Yep, the world isn't always black and white. If I were to use Copilot to autocomplete the code I would've written myself (which is VERY often the case) I don't think it'd fall under this policy unless made overly obvious in some kind of rebellion act
Their issue is "unclear copyright, not fitting NetBSD's licensing goals". Non-AI code with incompatible copyright/licensing is already banned even though there's no way to verify its provenance, so there's no change there.
Honesty boxes work with honest players. If they have to reject good code until they can trust the submitter, I'd be fine. Trust is human, and takes years, decades even, to be made.
Supply chain attack is knocking on the door. Maybe less people should work on OS kernels not more?
This is part of the contract all new committers are required to sign. Becoming a NetBSD committer requires membership of the NetBSD Foundation and there's an understanding that trust is expected.
And, although I suspect the original comment was made sarcastically, not at all at odds with the reasoning why they would reject submissions with AI generated code.

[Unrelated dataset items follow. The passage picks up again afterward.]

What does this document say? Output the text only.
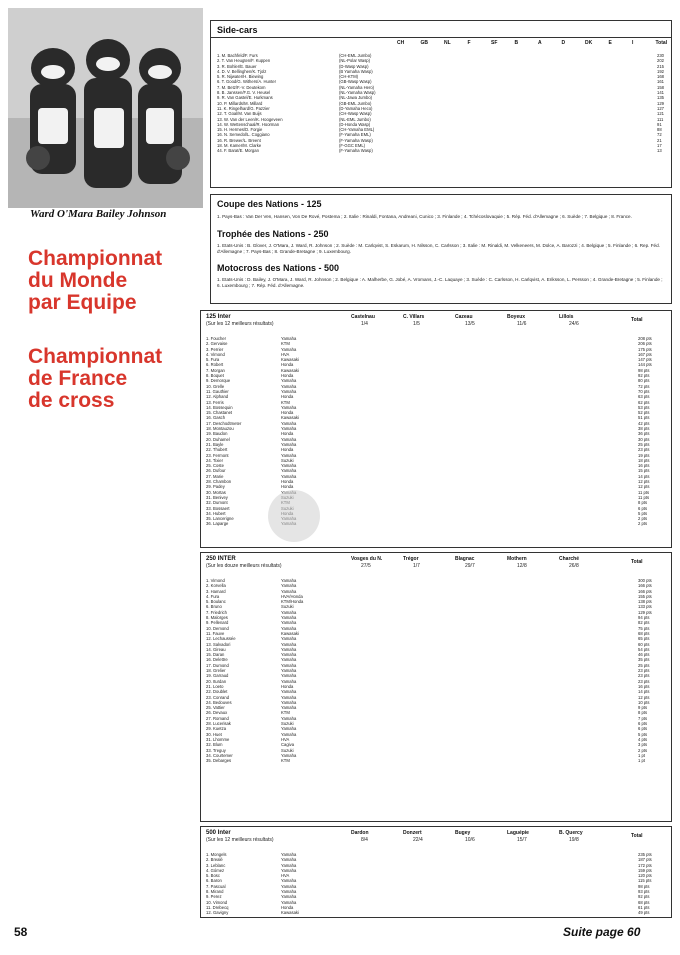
Ward O'Mara Bailey Johnson
Championnat
du Monde
par Equipe
Championnat
de France
de cross
Side-cars
CH	GB	NL	F	SF	B	A	D	DK	E	I	Total
1. M. Bachfeld/F. Furs	(CH-EML Jumbo)	230
2. T. Van Heugten/F. Kuppen	(NL-Polar Wasp)	202
3. R. Bohler/E. Bauer	(D-Wasp Wasp)	215
4. D. V. Bellinghen/K. Tjolz	(B Yamaha Wasp)	192
5. R. Nijwater/H. Biewing	(CH-KTM)	168
6. T. Good/G. Withers/A. Hunter	(GB-Wasp Wasp)	161
7. M. Betz/F.-V. Deutekom	(NL-Yamaha Hero)	158
8. B. Janssen/F.G. V. Heusel	(NL-Yamaha Wasp)	141
9. R. Van Gastel/E. Hurkmans	(NL-Jawa Jumbo)	135
10. P. Millards/M. Millard	(GB-EML Jumbo)	129
11. K. Ringelhard/G. Pazzier	(D-Yamaha Heco)	127
12. T. Goal/M. Van Buijs	(CH-Wasp Wasp)	121
13. W. Van der Leen/K. Hoogeveen	(NL-EML Jumbo)	111
14. W. Wettenschaal/R. Hoorman	(D-Honda Wasp)	91
15. H. Hermes/D. Forgie	(CH-Yamaha EML)	88
16. N. Semedol/L. Coggiano	(F-Yamaha EML)	72
16. R. Brewer/L. Breent	(F-Yamaha Wasp)	21
18. M. Kamer/M. Clarke	(F-GGC EML)	17
44. F. Barat/E. Morgan	(F-Yamaha Wasp)	13
Coupe des Nations - 125
1. Pays-Bas : Van Der Ven, Hansen, Von De Rové, Postema ; 2. Italie : Rinaldi, Fontana, Andreani, Cunico ; 3. Finlande ; 4. Tchécoslovaquie ; 5. Rép. Féd. d'Allemagne ; 6. Suède ; 7. Belgique ; 8. France.
Trophée des Nations - 250
1. Etats-Unis : B. Glover, J. O'Mara, J. Ward, R. Johnson ; 2. Suède : M. Carlqvist, S. Eskarum, H. Nilsson, C. Carlsson ; 3. Italie : M. Rinaldi, M. Velkeneers, M. Dolce, A. Barozzi ; 4. Belgique ; 5. Finlande ; 6. Rep. Féd. d'Allemagne ; 7. Pays-Bas ; 8. Grande-Bretagne ; 9. Luxembourg.
Motocross des Nations - 500
1. Etats-Unis : D. Bailey, J. O'Mara, J. Ward, R. Johnson ; 2. Belgique : A. Malherbe, G. Jobé, A. Vromans, J.-C. Laquaye ; 3. Suède : C. Carlsson, H. Carlqvist, A. Eriksson, L. Persson ; 4. Grande-Bretagne ; 5. Finlande ; 6. Luxembourg ; 7. Rép. Féd. d'Allemagne.
125 Inter
(Sur les 12 meilleurs résultats)
Castelnau
1/4
C. Villars
1/5
Cazeau
13/5
Boyeux
11/6
Lillois
24/6
Total
1. Foucher	Yamaha	208 pts
2. Gervaise	KTM	206 pts
3. Perrier	Yamaha	175 pts
4. Vimond	HVA	167 pts
5. Fura	Kawasaki	147 pts
6. Robert	Honda	144 pts
7. Morgan	Kawasaki	98 pts
8. Boquet	Honda	92 pts
9. Demorque	Yamaha	80 pts
10. Grelle	Yamaha	72 pts
11. Gauthier	Yamaha	70 pts
12. Alphand	Honda	63 pts
13. Ferris	KTM	62 pts
14. Bossequin	Yamaha	53 pts
15. Chastanet	Honda	52 pts
16. Gasch	Kawasaki	51 pts
17. Deschodtmeter	Yamaha	42 pts
18. Montauzou	Yamaha	38 pts
19. Baudon	Honda	36 pts
20. Duhamel	Yamaha	30 pts
21. Bayle	Yamaha	25 pts
22. Thubert	Honda	23 pts
23. Fermont	Yamaha	19 pts
24. Tixier	Suzuki	18 pts
25. Coste	Yamaha	16 pts
26. Dufour	Yamaha	15 pts
27. Marie	Yamaha	14 pts
28. Chambon	Honda	12 pts
29. Padey	Honda	12 pts
30. Mortas	11 pts
31. Benivey	11 pts
32. Dumont	8 pts
33. Bossaert	6 pts
34. Hubert	5 pts
35. Lancerigne	2 pts
36. Laparge	2 pts
250 INTER
(Sur les douze meilleurs résultats)
Vosges du N.
27/5
Trégor
1/7
Blagnac
29/7
Mothern
12/8
Charché
26/8
Total
1. Vimond	Yamaha	300 pts
2. Korvella	Yamaha	166 pts
3. Hamard	Yamaha	166 pts
4. Fura	HVA/Honda	155 pts
5. Boulanc	KTM/Honda	138 pts
6. Bruno	Suzuki	133 pts
7. Friedrich	Yamaha	129 pts
8. Malorges	Yamaha	94 pts
9. Pellenard	Yamaha	82 pts
10. Demond	Yamaha	75 pts
11. Fauve	Kawasaki	68 pts
12. Lechaussée	Yamaha	65 pts
13. Salvadori	Yamaha	60 pts
14. Gireau	Yamaha	54 pts
15. Daran	Yamaha	46 pts
16. Delettre	Yamaha	35 pts
17. Dumond	Yamaha	25 pts
18. Grelier	Yamaha	23 pts
19. Garraud	Yamaha	23 pts
20. Iturdan	Yamaha	23 pts
21. Loeto	Honda	16 pts
22. Doublet	Yamaha	14 pts
23. Conrand	Yamaha	12 pts
24. Bedouves	Yamaha	10 pts
25. Vattier	Yamaha	9 pts
26. Devaux	KTM	8 pts
27. Romand	Yamaha	7 pts
28. Lucerisak	Suzuki	6 pts
29. Kuetza	Yamaha	6 pts
30. Huet	Yamaha	5 pts
31. Lhomme	HVA	4 pts
32. Blum	Cagiva	3 pts
33. Treguy	Suzuki	2 pts
34. Courtemer	Yamaha	1 pt
35. Debarges	KTM	1 pt
500 Inter
(Sur les 12 meilleurs résultats)
Dardon
8/4
Donzert
22/4
Bugey
10/6
Laguépie
15/7
B. Quercy
19/8
Total
1. Mongels	Yamaha	235 pts
2. Brealé	Yamaha	187 pts
3. Leblanc	Yamaha	172 pts
4. Gómez	Yamaha	159 pts
5. Bosc	HVA	120 pts
6. Baron	Yamaha	115 pts
7. Pascual	Yamaha	98 pts
8. Mirand	Yamaha	93 pts
9. Perez	Yamaha	92 pts
10. Vimond	Yamaha	68 pts
11. Drebecq	Honda	61 pts
12. Gavigny	Kawasaki	49 pts
58	Suite page 60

I think ultimately text is too structured by itself to be able to understand whether it's AI-generated or not. You can easily tell LLMs to write in a different style or even give examples, and they'll happily oblige. Those tools are mostly useful for filtering out the laziest users who haven't tried playing around with the models enough.

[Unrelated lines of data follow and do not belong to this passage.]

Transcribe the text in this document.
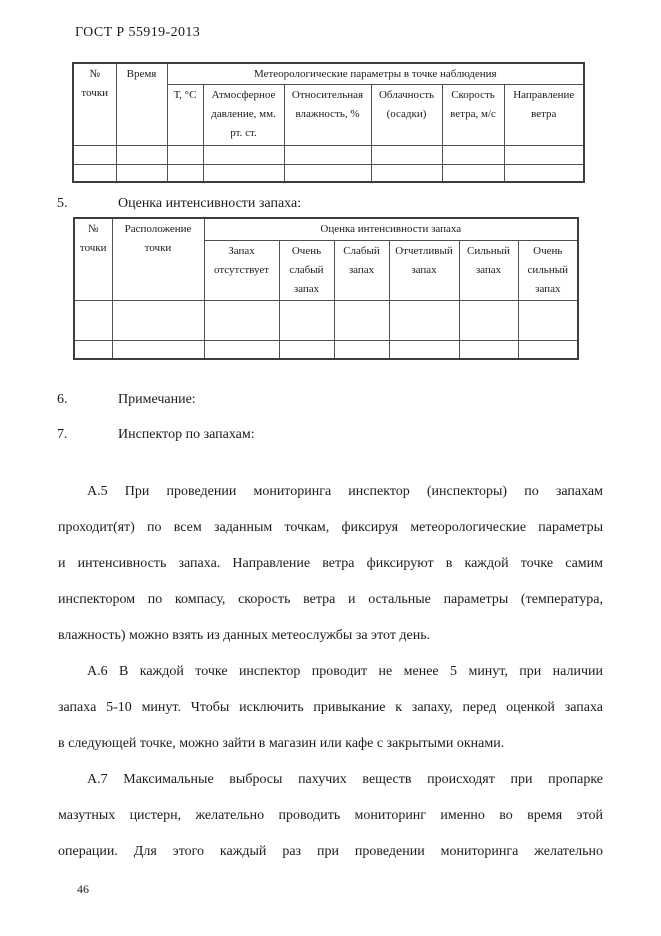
ГОСТ Р 55919-2013
№ точки	Время	Метеорологические параметры в точке наблюдения					
		Т, °С	Атмосферное давление, мм. рт. ст.	Относительная влажность, %	Облачность (осадки)	Скорость ветра, м/с	Направление ветра

5.	Оценка интенсивности запаха:
№ точки	Расположение точки	Оценка интенсивности запаха					
		Запах отсутствует	Очень слабый запах	Слабый запах	Отчетливый запах	Сильный запах	Очень сильный запах

6.	Примечание:
7.	Инспектор по запахам:
А.5 При проведении мониторинга инспектор (инспекторы) по запахам
проходит(ят) по всем заданным точкам, фиксируя метеорологические параметры
и интенсивность запаха. Направление ветра фиксируют в каждой точке самим
инспектором по компасу, скорость ветра и остальные параметры (температура,
влажность) можно взять из данных метеослужбы за этот день.
А.6 В каждой точке инспектор проводит не менее 5 минут, при наличии
запаха 5-10 минут. Чтобы исключить привыкание к запаху, перед оценкой запаха
в следующей точке, можно зайти в магазин или кафе с закрытыми окнами.
А.7 Максимальные выбросы пахучих веществ происходят при пропарке
мазутных цистерн, желательно проводить мониторинг именно во время этой
операции. Для этого каждый раз при проведении мониторинга желательно
46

if it's good and it works well, then the human using the LLM did a good job, and need not credit their LLM of choice as one would not credit their rubber duck.
This thought process begs the question, why not just review code and deny what's bad, rather than blanket ban any code with LLM involvement? That way you retain the productivity benefits of LLMs, and can still deny flawed code.
We also need lawsuits painful enough that companies stop trying to get away with the automated plagiarism, because that's how it's being used, and they know it.
Now, should we [care about getting sued]? Take the number of [copilot users] in the field, A, multiply by the probable rate of [a user getting sued], B, multiply by the average out-of-court settlement, C. A times B times C equals X. If X is less than the [opportunity cost of missing out on user training data], we don't [care].
I'm only aware of these particular projects, but I imagine there are others. Anyone know of any FOSS projects that have explicitly said they are okay with AI-generated code?
Licensing which is already a contentious subject within the open source community just got another layer of confusion. I agree with their stance here currently but it's something that needs to be addressed as LLM coding helpers are becoming the norm.
It's a good stance to avoid being sued somewhere down the line. I don't think it's really about taking an ethical position on the matter. I could be wrong though, I've never met the fine folks at NetBSD.
Like others have pointed out, it's nearly impossible to police, and to what degree. Boilerplate code is boilerplate code for example, and whether you were assisted in writing it, or you wrote every bytes through your fingers is irrelevant, as it's an obvious continuation.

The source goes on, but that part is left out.